Have a look at the Character row, Size cell for font size.

If you have multiple formatting on the shape text (ie some chars bold, some
italic, etc) then you will have multiple Character rows in this section and
hence, multiple Size cells. Char.Size, Char.Size[2], etc.

--
Hope this helps,

Chris Roth
Visio MVP

More Visio shapes, articles, development info and pure diagramming fun at:
www.visguy.com
 
J

Jim

Done - and works great. I had seen this property (after reading your first
answer) but for some reason I believed that the measurement (given in pt)
would be for the width of the character and never even tried it.

Jim (thru the web interface)

Chris Roth said:
Have a look at the Character row, Size cell for font size.

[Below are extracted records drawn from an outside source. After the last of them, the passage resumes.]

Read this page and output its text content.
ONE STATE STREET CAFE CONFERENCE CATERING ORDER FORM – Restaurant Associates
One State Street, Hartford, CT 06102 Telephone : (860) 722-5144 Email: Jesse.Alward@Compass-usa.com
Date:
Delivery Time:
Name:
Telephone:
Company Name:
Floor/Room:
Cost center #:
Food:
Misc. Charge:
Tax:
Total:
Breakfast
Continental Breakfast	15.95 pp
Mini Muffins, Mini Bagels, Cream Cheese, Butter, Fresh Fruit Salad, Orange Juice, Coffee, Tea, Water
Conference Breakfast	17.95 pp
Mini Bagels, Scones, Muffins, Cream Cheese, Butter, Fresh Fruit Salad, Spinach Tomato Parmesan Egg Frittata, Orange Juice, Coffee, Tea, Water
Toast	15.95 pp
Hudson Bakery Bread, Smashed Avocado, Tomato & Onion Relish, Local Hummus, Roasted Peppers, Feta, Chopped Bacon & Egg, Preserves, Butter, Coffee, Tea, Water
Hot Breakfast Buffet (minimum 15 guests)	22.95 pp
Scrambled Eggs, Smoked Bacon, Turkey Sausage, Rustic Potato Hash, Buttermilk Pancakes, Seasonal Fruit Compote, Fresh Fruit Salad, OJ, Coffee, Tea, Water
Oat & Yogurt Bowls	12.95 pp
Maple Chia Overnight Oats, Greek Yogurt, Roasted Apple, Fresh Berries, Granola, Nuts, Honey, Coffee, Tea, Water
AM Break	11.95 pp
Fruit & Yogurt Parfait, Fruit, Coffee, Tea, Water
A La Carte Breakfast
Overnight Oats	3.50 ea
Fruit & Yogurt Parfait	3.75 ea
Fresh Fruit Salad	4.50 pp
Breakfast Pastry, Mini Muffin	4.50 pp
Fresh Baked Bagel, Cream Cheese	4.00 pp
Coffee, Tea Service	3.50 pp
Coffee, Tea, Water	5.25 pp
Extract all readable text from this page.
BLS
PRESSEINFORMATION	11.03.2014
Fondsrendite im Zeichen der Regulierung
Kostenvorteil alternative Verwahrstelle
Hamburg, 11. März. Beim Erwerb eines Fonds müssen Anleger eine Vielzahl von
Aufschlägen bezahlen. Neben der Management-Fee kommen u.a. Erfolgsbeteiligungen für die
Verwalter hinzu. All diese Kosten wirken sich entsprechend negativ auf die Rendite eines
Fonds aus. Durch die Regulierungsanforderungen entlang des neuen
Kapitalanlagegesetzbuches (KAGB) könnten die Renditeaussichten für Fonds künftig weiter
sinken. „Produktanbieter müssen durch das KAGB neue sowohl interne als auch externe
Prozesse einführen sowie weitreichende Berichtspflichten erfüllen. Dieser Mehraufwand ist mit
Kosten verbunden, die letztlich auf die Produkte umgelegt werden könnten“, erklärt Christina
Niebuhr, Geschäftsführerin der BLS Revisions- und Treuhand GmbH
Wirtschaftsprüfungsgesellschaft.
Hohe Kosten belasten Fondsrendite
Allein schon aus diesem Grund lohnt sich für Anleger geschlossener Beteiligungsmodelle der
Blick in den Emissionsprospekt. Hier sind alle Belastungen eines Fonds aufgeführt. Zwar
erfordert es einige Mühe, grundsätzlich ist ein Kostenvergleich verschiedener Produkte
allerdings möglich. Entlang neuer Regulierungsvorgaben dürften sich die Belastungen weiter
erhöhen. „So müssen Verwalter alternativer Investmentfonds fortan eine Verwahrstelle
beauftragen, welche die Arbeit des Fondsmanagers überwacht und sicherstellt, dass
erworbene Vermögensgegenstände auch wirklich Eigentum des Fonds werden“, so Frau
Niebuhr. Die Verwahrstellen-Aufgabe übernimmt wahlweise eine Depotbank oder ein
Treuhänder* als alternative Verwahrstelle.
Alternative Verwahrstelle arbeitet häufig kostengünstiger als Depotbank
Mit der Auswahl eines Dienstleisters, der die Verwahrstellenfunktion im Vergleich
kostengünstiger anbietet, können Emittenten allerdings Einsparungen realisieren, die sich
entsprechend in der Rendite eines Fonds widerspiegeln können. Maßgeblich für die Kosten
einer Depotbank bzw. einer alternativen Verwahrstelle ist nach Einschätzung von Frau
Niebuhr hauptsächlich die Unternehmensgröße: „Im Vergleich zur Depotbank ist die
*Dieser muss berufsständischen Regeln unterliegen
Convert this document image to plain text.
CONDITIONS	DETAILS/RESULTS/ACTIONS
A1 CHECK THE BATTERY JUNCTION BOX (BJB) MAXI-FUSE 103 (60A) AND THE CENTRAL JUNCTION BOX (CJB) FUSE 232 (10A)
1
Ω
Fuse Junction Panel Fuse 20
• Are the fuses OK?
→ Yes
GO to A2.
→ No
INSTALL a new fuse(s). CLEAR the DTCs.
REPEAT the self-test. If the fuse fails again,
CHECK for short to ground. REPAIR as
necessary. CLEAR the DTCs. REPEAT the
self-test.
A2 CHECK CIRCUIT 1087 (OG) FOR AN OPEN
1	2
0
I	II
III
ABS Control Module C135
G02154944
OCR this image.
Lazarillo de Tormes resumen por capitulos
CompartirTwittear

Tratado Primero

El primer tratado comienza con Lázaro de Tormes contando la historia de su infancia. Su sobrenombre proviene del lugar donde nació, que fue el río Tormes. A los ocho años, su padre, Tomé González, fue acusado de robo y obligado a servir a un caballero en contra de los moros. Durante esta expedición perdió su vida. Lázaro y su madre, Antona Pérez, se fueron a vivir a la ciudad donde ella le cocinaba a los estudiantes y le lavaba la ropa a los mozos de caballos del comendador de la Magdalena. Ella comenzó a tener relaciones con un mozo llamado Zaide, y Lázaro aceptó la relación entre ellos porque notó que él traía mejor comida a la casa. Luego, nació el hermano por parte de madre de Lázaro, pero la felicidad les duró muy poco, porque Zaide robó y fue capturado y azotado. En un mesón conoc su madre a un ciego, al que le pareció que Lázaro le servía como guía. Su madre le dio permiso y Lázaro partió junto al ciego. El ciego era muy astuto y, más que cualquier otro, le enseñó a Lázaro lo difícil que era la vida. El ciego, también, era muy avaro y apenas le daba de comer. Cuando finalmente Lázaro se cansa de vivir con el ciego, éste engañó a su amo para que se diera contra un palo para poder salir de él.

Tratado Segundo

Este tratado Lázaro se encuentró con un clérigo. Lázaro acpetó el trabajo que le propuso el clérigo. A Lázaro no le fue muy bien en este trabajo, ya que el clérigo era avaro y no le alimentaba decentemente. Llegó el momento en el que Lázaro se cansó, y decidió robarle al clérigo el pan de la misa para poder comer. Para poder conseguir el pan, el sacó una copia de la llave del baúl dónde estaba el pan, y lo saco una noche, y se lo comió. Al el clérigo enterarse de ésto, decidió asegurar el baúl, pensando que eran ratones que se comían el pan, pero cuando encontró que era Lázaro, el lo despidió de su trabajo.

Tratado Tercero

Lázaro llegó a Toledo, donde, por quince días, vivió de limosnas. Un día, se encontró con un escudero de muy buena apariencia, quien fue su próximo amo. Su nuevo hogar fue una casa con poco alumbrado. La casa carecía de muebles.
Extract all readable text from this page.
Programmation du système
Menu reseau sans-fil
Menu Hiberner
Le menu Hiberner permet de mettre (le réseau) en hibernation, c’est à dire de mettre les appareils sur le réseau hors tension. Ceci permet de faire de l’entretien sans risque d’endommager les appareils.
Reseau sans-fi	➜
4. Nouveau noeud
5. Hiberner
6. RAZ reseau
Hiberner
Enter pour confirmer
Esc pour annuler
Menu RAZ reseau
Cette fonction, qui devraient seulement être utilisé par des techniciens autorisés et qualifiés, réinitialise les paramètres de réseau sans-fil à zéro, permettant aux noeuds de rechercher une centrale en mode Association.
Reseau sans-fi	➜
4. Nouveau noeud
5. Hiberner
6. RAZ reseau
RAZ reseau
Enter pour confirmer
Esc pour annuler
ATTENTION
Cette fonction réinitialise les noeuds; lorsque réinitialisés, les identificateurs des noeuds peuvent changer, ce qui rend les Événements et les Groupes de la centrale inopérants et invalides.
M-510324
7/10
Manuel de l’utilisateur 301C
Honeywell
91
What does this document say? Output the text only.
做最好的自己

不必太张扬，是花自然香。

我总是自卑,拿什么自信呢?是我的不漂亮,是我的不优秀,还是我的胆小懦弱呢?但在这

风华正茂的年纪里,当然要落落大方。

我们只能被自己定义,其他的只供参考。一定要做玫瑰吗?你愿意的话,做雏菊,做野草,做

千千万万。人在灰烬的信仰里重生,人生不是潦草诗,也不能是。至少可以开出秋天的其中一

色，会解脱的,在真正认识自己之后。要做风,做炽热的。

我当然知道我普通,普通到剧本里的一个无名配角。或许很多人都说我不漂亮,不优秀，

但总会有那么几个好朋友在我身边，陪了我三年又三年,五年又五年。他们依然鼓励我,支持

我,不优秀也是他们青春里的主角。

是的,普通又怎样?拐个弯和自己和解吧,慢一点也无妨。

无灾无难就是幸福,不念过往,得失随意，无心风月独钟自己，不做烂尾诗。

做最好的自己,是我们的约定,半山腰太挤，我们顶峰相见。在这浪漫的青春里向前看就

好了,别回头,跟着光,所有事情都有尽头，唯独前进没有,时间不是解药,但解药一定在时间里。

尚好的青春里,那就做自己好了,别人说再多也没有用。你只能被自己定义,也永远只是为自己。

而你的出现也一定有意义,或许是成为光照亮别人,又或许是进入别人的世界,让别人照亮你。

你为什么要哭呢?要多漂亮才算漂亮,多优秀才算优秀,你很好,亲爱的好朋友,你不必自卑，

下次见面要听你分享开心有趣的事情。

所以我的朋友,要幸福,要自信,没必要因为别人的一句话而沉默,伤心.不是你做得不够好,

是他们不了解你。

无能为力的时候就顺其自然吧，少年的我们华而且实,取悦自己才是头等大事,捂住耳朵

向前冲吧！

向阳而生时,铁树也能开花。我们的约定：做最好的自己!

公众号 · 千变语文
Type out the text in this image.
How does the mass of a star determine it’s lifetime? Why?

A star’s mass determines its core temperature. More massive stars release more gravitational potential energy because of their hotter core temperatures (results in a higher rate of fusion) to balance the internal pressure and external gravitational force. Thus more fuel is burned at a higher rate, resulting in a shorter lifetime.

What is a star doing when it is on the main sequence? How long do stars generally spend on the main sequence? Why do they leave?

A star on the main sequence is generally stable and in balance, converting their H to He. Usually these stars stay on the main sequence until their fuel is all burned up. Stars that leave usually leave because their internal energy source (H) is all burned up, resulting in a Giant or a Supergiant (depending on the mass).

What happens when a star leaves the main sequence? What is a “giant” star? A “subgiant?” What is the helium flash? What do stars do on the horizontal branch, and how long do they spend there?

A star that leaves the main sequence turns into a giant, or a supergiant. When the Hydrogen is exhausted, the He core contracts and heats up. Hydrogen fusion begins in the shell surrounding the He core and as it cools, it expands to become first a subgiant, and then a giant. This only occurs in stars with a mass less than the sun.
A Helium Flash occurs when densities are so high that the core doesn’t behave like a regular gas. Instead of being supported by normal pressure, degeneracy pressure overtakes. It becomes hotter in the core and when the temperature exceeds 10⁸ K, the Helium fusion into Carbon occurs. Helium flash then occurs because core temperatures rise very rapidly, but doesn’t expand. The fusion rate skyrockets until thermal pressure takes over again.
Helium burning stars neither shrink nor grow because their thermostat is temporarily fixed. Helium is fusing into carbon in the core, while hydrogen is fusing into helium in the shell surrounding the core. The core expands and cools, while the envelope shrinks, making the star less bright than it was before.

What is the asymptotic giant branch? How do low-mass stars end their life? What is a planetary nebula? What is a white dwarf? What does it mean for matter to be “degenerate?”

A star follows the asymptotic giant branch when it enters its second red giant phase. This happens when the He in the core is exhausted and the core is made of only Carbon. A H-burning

If you have multiple formatting on the shape text (ie some chars bold, some
italic, etc) then you will have multiple Character rows in this section and
hence, multiple Size cells. Char.Size, Char.Size[2], etc.

--
Hope this helps,

Chris Roth
Visio MVP

More Visio shapes, articles, development info and pure diagramming fun at:
www.visguy.com


Jim Ronholm said:
Excellent. I worked through your example and I'm sure I can apply it to my
situation. It will be even better if I can tie in the size (the custom
property) to the height of the font. (I've never worked with the shape
sheet before - I can see it is very powerful.) This probably answers the
other question I posted yesterday as well.